À la page 3 de son dossier, Max Schrems a froncé les sourcils. « Il y avait des adresses e-mail que je n’ai jamais communiquées à Facebook, raconte-t-il à Ecrans.fr. Et pourtant il les connaissait ! » Étrange, très étrange. Il soupçonne l’outil « Rechercher des amis », qui permet d’importer son carnet d’adresses sur Facebook et donc de fournir au réseau ce genre de coordonnées. Une de ses connaissances aurait ainsi enrichi le profil de Schrems sans même en avoir conscience.

Puis il fait le lien avec une autre bizarrerie. « Quand on invite à un événement quelqu’un qui n’est pas sur Facebook, il faut rentrer son adresse e-mail.

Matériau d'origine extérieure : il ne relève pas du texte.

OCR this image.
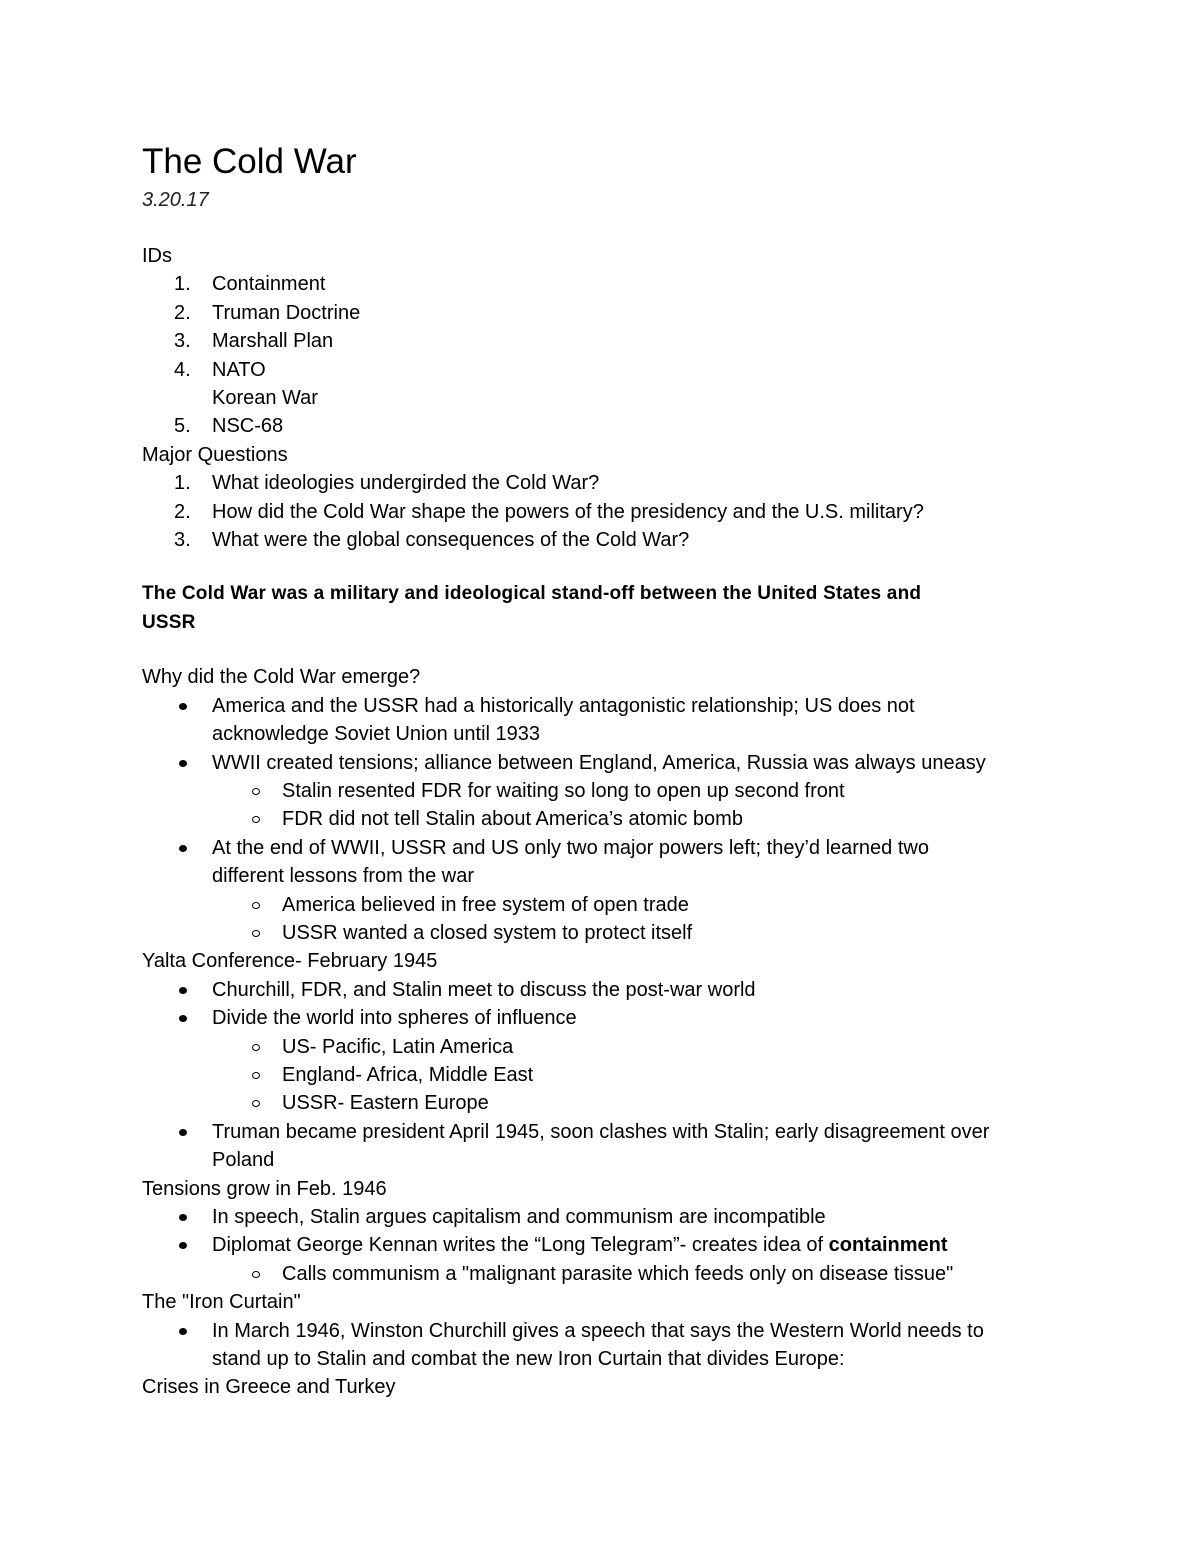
The Cold War

3.20.17

IDs

1.	Containment

2.	Truman Doctrine

3.	Marshall Plan

4.	NATO

Korean War

5.	NSC-68

Major Questions

1.	What ideologies undergirded the Cold War?

2.	How did the Cold War shape the powers of the presidency and the U.S. military?

3.	What were the global consequences of the Cold War?

The Cold War was a military and ideological stand-off between the United States and

USSR

Why did the Cold War emerge?

America and the USSR had a historically antagonistic relationship; US does not

acknowledge Soviet Union until 1933

WWII created tensions; alliance between England, America, Russia was always uneasy

Stalin resented FDR for waiting so long to open up second front

FDR did not tell Stalin about America’s atomic bomb

At the end of WWII, USSR and US only two major powers left; they’d learned two

different lessons from the war

America believed in free system of open trade

USSR wanted a closed system to protect itself

Yalta Conference- February 1945

Churchill, FDR, and Stalin meet to discuss the post-war world

Divide the world into spheres of influence

US- Pacific, Latin America

England- Africa, Middle East

USSR- Eastern Europe

Truman became president April 1945, soon clashes with Stalin; early disagreement over

Poland

Tensions grow in Feb. 1946

In speech, Stalin argues capitalism and communism are incompatible

Diplomat George Kennan writes the “Long Telegram”- creates idea of containment

Calls communism a "malignant parasite which feeds only on disease tissue"

The "Iron Curtain"

In March 1946, Winston Churchill gives a speech that says the Western World needs to

stand up to Stalin and combat the new Iron Curtain that divides Europe:

Crises in Greece and Turkey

Cette personne reçoit alors un courrier l’encourageant à s’inscrire sur le réseau, avec le nom et la photo de tous les gens que Facebook pense qu’il peut connaître. » On comprend que Facebook ait fait le lien entre l’émetteur de l’invitation et son destinataire, mais comment peut-il suggérer dix autres connaissances potentielles ? Pour Max Schrems, il n’y a qu’une possibilité : ce non-inscrit dispose d’une fiche secrète sur Facebook — un « shadow profile » alimenté par les membres du réseau.

Quand on tape un nom dans le moteur de recherche, que l’on synchronise son mobile ou son carnet d’adresses avec le réseau social, toutes les informations grappillées seraient ainsi conservées et recoupées entre elles de manière automatique. Facebook pourrait ainsi piocher dans ces « shadow profiles » pour envoyer des e-mails très personnalisés aux internautes non inscrits.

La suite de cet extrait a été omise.